Vic Neufeld, Aphria’s chief executive officer,” said in a release that the sale of Copperstate is an important step in the company’s efforts to work collaboratively with the TSX and Canadian securities regulators regarding the divestiture of its direct investment in the U.S. cannabis business.
“We are assessing solutions that meet the needs of Aphria while protecting shareholder interests and maintaining shareholder value,” Neufeld said.

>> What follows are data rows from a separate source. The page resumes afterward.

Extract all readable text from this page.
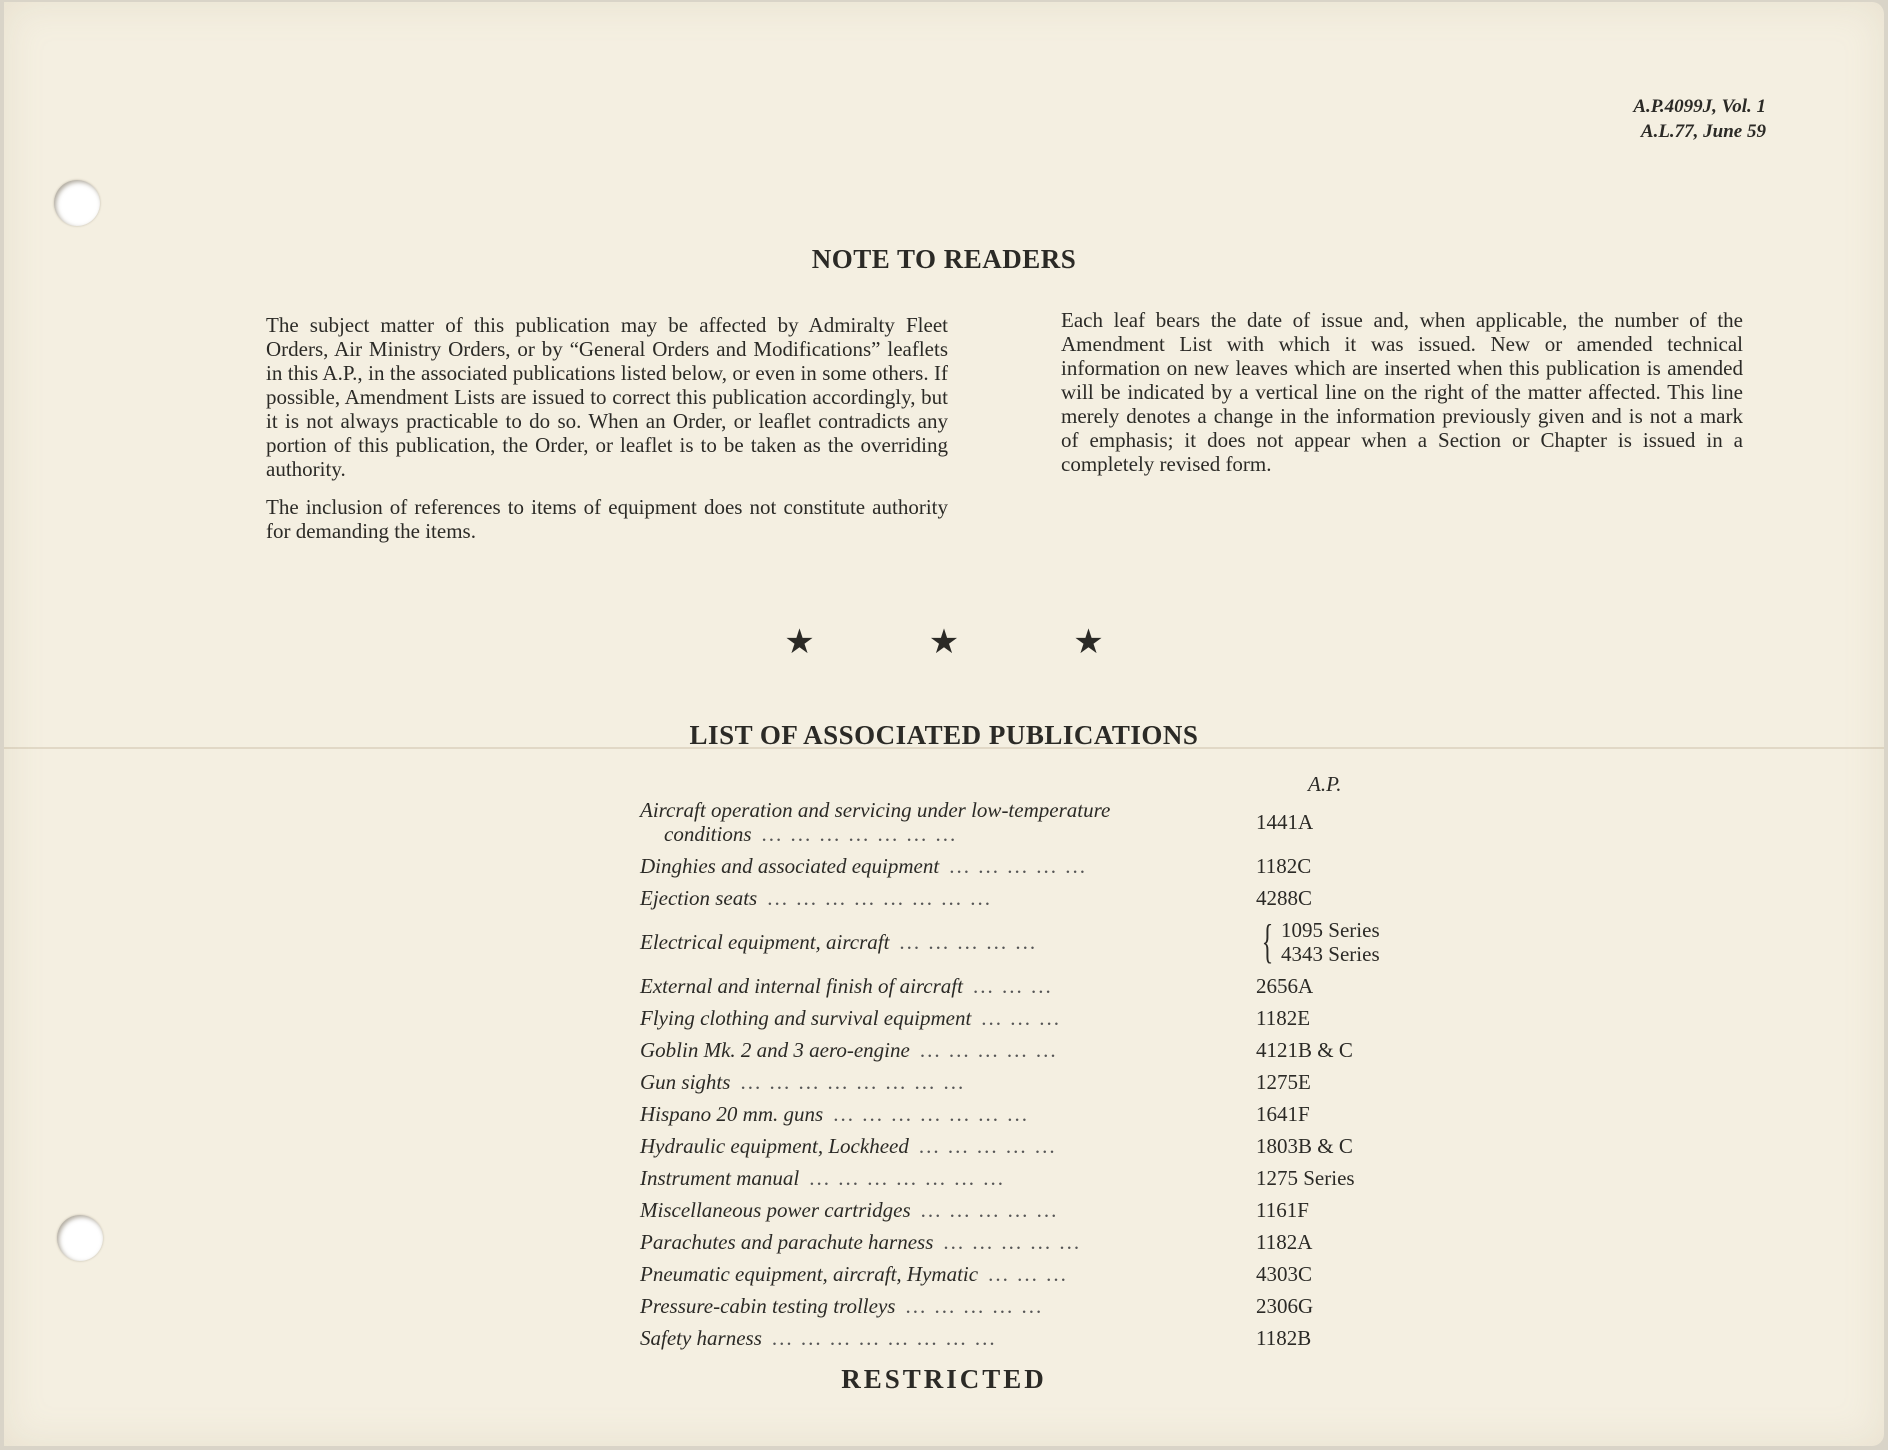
A.P.4099J, Vol. 1
A.L.77, June 59
NOTE TO READERS

The subject matter of this publication may be affected by Admiralty Fleet Orders, Air Ministry Orders, or by “General Orders and Modifications” leaflets in this A.P., in the associated publications listed below, or even in some others. If possible, Amendment Lists are issued to correct this publication accordingly, but it is not always practicable to do so. When an Order, or leaflet contradicts any portion of this publication, the Order, or leaflet is to be taken as the overriding authority.

The inclusion of references to items of equipment does not constitute authority for demanding the items.

Each leaf bears the date of issue and, when applicable, the number of the Amendment List with which it was issued. New or amended technical information on new leaves which are inserted when this publication is amended will be indicated by a vertical line on the right of the matter affected. This line merely denotes a change in the information previously given and is not a mark of emphasis; it does not appear when a Section or Chapter is issued in a completely revised form.

★	★	★
LIST OF ASSOCIATED PUBLICATIONS
A.P.
Aircraft operation and servicing under low-temperature
conditions ... ... ... ... ... ... ...	1441A
Dinghies and associated equipment ... ... ... ... ...	1182C
Ejection seats ... ... ... ... ... ... ... ...	4288C
Electrical equipment, aircraft ... ... ... ... ...	{ 1095 Series
4343 Series
External and internal finish of aircraft ... ... ...	2656A
Flying clothing and survival equipment ... ... ...	1182E
Goblin Mk. 2 and 3 aero-engine ... ... ... ... ...	4121B & C
Gun sights ... ... ... ... ... ... ... ...	1275E
Hispano 20 mm. guns ... ... ... ... ... ... ...	1641F
Hydraulic equipment, Lockheed ... ... ... ... ...	1803B & C
Instrument manual ... ... ... ... ... ... ...	1275 Series
Miscellaneous power cartridges ... ... ... ... ...	1161F
Parachutes and parachute harness ... ... ... ... ...	1182A
Pneumatic equipment, aircraft, Hymatic ... ... ...	4303C
Pressure-cabin testing trolleys ... ... ... ... ...	2306G
Safety harness ... ... ... ... ... ... ... ...	1182B
RESTRICTED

Aphria holds a minority stake in Liberty Health Sciences. A recent report suggested Aphria is planning to sell 25 per cent of its 38 per cent stake in Liberty. A spokesperson said Aphria is “exploring and considering strategic alternatives with respect to its U.S. cannabis related interests, including the possible divestiture of its investments to strategic, long-term and committed investors in the cannabis industry.”
Based in Snowflake, Ariz., Copperstate owns approximately 1.7 million square feet of greenhouses, of which approximately 348,000 square feet are in production of medical cannabis.
Aphria shares were down more than 12 per cent in Friday morning trading on the TSX at $13.58 amid a general market sell-off.
The Canadian cannabis market has seen a wave of consolidation recently with Aurora Cannabis striking a deal to acquire CanniMed, while Leamington, Ont.-based Aphria buying Broken Coast Cannabis in a $230-million agreement.